The October Manifesto and the Fundamental Laws

The October Manifesto

Bearded man  in formal dress
Sergei Witte was the author of the October Manifesto

Sergei Witte was an influential policy maker. He persuaded the Tsar to pass his October Manifesto. Issued in 1905, it promised significant political reform, although most of these promises were open to interpretation:

  • A Duma (elected national parliament) was to be set up. No law was to be passed unless approved by the Duma.
  • Censorship would be loosened and more freedom of speech encouraged.
  • The people would have more rights to gather together for discussions and meetings

Reaction to the manifesto

Reaction from political groups was varied. Liberals were satisfied with the level of reform in the Manifesto. Kadets (rich peasants) wanted reform to go further. They wanted a written constitution and guarantees of a constituent assembly. The Social Revolutionaries (SRs) were critical of the Manifesto, as were the Bolsheviks and Mensheviks. It did not give any more power to the peasants or workers.

As a response to the 1905 Revolution, the October Manifesto succeeded in dividing the opposition, making the Tsar's grip on power more secure.

The new government

As a result of the October Manifesto and the promise of a constitutional monarchy, a new government structure was adopted. The Tsar remained as head of the government, but was aided by three permanent political bodies

The Council of Ministers was the most powerful of these. It was effectively the Tsar's advisors, elected by and answerable only to him. They created law.

The State Council, chosen by both the Tsar and the Zemstva, approved law created by the Council of Ministers.

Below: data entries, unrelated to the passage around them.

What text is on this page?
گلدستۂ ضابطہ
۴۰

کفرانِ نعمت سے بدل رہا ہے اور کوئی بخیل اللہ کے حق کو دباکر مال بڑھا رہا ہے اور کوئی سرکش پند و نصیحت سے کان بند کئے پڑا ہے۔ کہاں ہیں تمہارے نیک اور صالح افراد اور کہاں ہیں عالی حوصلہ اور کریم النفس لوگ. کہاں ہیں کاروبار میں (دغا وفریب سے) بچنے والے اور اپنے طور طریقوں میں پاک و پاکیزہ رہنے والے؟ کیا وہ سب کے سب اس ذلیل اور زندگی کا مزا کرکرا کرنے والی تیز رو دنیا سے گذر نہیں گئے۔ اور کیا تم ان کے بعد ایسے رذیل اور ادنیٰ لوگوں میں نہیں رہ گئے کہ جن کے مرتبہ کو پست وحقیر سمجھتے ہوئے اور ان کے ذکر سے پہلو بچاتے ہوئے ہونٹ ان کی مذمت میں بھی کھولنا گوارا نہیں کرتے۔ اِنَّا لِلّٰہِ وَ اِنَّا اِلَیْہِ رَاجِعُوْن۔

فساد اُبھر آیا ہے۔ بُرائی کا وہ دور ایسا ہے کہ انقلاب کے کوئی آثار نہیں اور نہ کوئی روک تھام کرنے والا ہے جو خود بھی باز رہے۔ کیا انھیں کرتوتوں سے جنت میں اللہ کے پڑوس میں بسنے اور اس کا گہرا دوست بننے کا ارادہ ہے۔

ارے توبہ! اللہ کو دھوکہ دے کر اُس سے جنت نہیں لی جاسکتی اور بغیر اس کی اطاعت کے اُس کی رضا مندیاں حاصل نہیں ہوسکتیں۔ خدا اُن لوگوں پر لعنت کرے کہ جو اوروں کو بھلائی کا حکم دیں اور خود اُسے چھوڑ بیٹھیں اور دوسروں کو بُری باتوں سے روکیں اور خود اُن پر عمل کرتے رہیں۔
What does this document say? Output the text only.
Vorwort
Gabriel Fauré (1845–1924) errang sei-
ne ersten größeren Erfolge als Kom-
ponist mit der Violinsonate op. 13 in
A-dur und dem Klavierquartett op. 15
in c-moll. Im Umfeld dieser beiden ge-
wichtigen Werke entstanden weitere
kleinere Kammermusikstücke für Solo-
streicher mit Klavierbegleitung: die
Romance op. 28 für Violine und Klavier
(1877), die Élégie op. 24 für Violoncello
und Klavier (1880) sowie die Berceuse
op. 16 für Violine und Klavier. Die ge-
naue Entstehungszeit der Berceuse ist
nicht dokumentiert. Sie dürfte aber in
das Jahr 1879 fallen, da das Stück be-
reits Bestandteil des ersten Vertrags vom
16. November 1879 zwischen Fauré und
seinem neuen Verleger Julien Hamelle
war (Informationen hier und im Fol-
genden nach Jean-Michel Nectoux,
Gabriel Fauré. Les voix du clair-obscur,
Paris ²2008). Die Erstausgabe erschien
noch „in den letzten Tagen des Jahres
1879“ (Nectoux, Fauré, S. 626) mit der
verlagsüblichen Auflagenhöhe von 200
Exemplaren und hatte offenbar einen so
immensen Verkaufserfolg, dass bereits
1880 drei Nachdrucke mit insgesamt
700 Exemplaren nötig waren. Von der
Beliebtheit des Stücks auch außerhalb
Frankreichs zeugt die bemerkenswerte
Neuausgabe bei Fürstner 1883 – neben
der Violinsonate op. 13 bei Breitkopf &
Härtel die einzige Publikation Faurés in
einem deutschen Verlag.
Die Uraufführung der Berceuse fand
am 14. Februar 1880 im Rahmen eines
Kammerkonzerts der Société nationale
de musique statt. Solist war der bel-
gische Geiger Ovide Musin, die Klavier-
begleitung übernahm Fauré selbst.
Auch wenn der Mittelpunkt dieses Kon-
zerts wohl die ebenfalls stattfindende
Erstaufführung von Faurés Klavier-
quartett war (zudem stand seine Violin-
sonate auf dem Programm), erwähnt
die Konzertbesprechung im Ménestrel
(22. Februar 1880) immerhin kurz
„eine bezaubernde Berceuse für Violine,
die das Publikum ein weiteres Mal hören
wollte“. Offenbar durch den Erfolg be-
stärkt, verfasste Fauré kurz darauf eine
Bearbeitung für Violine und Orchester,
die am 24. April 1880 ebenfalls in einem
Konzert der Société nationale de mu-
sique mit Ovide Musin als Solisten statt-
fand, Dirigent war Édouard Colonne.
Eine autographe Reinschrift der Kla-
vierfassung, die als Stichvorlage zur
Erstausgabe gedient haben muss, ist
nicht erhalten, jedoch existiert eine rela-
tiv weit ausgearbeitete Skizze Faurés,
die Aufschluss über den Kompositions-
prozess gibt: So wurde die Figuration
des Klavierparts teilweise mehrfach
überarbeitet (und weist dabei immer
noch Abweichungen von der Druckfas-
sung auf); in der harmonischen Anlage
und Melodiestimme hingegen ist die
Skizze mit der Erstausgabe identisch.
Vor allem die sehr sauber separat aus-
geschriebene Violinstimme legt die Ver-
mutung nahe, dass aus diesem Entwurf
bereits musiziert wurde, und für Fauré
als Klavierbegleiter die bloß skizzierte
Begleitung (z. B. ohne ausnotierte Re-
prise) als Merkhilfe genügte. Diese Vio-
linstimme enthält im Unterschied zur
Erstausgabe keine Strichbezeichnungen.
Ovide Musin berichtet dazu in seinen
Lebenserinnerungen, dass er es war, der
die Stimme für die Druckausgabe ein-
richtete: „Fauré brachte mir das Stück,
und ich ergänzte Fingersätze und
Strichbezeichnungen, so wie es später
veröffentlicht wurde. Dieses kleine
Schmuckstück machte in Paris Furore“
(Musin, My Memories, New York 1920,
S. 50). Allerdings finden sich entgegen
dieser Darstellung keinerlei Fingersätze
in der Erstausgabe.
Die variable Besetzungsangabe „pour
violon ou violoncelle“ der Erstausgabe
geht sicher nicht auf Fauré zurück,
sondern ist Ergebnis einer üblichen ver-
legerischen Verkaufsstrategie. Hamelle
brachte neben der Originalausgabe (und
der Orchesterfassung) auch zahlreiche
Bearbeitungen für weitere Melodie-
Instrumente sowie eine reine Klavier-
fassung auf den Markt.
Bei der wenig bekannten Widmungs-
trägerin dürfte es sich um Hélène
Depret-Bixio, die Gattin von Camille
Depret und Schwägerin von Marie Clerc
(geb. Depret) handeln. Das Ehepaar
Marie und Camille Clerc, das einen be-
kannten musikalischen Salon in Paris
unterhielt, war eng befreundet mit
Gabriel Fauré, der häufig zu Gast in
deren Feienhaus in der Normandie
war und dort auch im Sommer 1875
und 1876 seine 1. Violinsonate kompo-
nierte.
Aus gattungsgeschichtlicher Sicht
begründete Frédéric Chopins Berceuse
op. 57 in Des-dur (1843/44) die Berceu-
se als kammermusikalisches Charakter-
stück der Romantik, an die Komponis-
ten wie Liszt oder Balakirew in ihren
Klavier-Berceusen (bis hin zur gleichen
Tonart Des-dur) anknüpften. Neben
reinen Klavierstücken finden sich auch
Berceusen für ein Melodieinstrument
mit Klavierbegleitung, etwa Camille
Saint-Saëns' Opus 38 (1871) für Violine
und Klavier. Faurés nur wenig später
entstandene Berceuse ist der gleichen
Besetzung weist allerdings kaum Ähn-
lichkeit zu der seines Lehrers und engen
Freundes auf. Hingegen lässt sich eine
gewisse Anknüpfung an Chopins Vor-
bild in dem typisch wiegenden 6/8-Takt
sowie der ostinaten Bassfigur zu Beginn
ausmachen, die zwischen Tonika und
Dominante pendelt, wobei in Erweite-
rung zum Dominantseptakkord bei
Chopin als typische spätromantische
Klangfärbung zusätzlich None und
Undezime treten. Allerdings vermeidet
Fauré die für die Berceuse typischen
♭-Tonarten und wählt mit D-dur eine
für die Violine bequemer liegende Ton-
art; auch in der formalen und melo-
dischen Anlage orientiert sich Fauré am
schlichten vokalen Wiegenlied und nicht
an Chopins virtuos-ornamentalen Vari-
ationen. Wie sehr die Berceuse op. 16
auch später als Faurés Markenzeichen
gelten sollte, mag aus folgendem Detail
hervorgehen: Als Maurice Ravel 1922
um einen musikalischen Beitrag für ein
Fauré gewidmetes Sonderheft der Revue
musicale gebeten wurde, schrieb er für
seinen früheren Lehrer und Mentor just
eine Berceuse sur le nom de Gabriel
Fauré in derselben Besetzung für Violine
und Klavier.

The Duma, voted for by the male electorate would also have to approve laws created.

The Fundamental Laws

Passed in April, 1906, the Fundamental Laws were an edict from the Tsar. They confirmed the October Manifesto but also asserting the Tsar’s powers over the Duma:

  • the right to rule independently of the Duma when it was not in session.
  • the right to dissolve (close) the Duma at any point.
  • power to change the electoral system.
  • power to appoint ministers he wanted to the Council.
  • sole commander of the army and navy, giving him military power to crush any uprising

With the Fundamental Laws, the Tsar regained his position as supreme leader.